Mais bientôt l'Empire se développe ; les territoires sont devenus plus considérables et nécessitent une organisation plus compliquée ; la féodalité apparaît, le grand chef dirige de son palais ses vassaux qui combattent pour lui et nous avons les échecs.

Le ts'eung k'i qui signifie en chinois le jeu du général est le prototype de nos échecs actuels. L'invention de ce jeu est attribuée par les Chinois à Wu Wang, 1169-1116 avant J.-C., fondateur de la dynastie de Tch'eou.

Sous cette dynastie l'Empire avait pris une extension beaucoup plus considérable. Les simples tactiques que l'on réalise au moyen de combattants d'un seul genre dans le wai k'i furent remplacées par d'autres combinaisons où se montre toute une hiérarchie féodale.

Un grand perfectionnement dans les arts et les lettres fut le résultat de la protection que de puissants seigneurs accordaient aux individus. La tradition, en nous racontant qu'un frère de l'Empereur s'occupa des affaires internes et organisa le gouvernement, obéit à cette tendance de l'esprit de féodalité qui veut toujours attribuer le travail du nombre au seul génie d'un chef connu.

Le conseil de l'Empereur se composa de six ministres.

Le premier ministre ou chancelier de l'Empire, chef des ministres et président du Conseil ; un ministre de l'intérieur ; un ministre de l'instruction publique et des cérémonies ; un ministre de la guerre ; un ministre de la justice et enfin un ministre des travaux publics, commerce, industrie, et agriculture.

« Pendant cette période, dit un écrivain chinois, il n'y avait pas de ministre des Affaires Étrangères. Aucune des puissances voisines n'était assez forte pour qu'on puisse la considérer comme un État. Elle n'était qu'une protégée inférieure, une vassale, ou bien une colonie sous la direction immédiate de l'Empire. »

C'est le langage de la suprême fierté féodale qu'on retrouve plusieurs siècles plus tard chez les écrivains normands. Néanmoins il y avait la dynastie gênante des Ying et les échecs représentent selon la tradition, la tactique employée pour la subjuguer.

Nous nous trouvons en présence de deux grands chefs féodaux avec leur cour et leur armée et séparés par un fleuve ou frontière.

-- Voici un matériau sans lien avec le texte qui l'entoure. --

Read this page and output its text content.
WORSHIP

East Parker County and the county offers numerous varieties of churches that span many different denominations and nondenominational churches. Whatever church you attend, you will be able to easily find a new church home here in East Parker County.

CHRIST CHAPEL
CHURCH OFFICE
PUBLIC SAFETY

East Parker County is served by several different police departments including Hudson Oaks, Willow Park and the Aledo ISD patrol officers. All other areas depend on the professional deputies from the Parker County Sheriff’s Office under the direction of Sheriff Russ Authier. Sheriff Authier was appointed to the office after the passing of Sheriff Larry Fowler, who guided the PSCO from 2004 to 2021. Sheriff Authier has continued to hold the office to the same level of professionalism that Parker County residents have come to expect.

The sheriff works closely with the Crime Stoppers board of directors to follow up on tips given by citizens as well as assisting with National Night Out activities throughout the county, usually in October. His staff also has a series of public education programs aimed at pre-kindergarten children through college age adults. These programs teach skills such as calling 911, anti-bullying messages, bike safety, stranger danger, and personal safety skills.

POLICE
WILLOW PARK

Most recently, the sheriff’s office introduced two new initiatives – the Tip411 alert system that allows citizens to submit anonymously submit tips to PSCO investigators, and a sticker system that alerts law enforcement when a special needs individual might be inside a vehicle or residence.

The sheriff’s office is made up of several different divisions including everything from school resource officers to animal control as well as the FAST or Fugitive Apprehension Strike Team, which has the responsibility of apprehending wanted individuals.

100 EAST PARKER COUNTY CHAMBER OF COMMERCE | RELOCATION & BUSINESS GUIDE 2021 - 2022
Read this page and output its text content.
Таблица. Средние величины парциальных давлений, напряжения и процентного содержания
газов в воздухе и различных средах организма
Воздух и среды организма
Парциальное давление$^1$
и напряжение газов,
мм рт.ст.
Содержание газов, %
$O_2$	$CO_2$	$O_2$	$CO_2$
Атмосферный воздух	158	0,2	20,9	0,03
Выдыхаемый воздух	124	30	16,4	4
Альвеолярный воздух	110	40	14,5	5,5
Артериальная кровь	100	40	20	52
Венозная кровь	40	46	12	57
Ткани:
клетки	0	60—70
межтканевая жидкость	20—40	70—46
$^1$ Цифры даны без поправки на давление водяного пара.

La présence de ce fleuve ou frontière nous semble un point capital dans la distinction entre les échecs chinois proprement dits, traditionnels, féodaux et historiques, et le chaturanga ou échecs indiens et même ceux de Corée où le fleuve n'est pas marqué et où les cinq directions divinatrices sont plus ou moins en évidence, et les échecs du Japon vraisemblablement copiés sur ceux de Corée.

Une autre différence importante consiste dans la façon de disposer les pièces : dans le jeu chinois et dans celui de Corée on les dispose sur l'intersection des lignes et, non dans les carrés formés par ces lignes comme cela se fait dans le jeu indien.

M. Wilkinson dit aussi dans son Manuel des échecs chinois que les relations du jeu chinois au jeu indien sont obscures, et il suppose qu'il a du être introduit très tôt de l'Inde, mais il ne cite aucune preuve décisive à l'appui de son allégation.

L'auteur allemand Himly est d'avis qu'il y a eu des jeux précurseurs des échecs mais que le vrai jeu a eu son origine dans les Indes comme symbole de guerre et que de là il s'étendit du IIIe au VIIe siècle vers l'ouest en Perse, vers l'est en Cambodge.

Il ajoute que le nom « chaturanga » dérive évidemment du sanscrit chaturanga, c'est-à-dire les quatre divisions de l'armée.

Mais, comme l'a remarqué M. Wilkinson dans le jeu chinois, ni le nom du tableau, ni la méthode du jeu, ni les hommes ne rappellent une origine étrangère, non plus que la tradition qui ne donne aucun renseignement pour faire croire à celle-ci.

Selon l'auteur allemand la première trace certaine des échecs en Chine se trouve dans le Yew Kwae lùh, un livre de contes de fées écrit vers la fin du VIIIe siècle ; mais la tradition qui m'a été fournie par un ami chinois, tirée d'un livre classique scolaire, le fait remonter à onze siècles avant J.-C.

Pour nous il nous semble que l'idée du jeu aurait pu aussi bien être introduite et adaptée en se simplifiant dans l'Inde venant de Chine, que le contraire, si l'un et l'autre n'a pas eu une origine indépendante.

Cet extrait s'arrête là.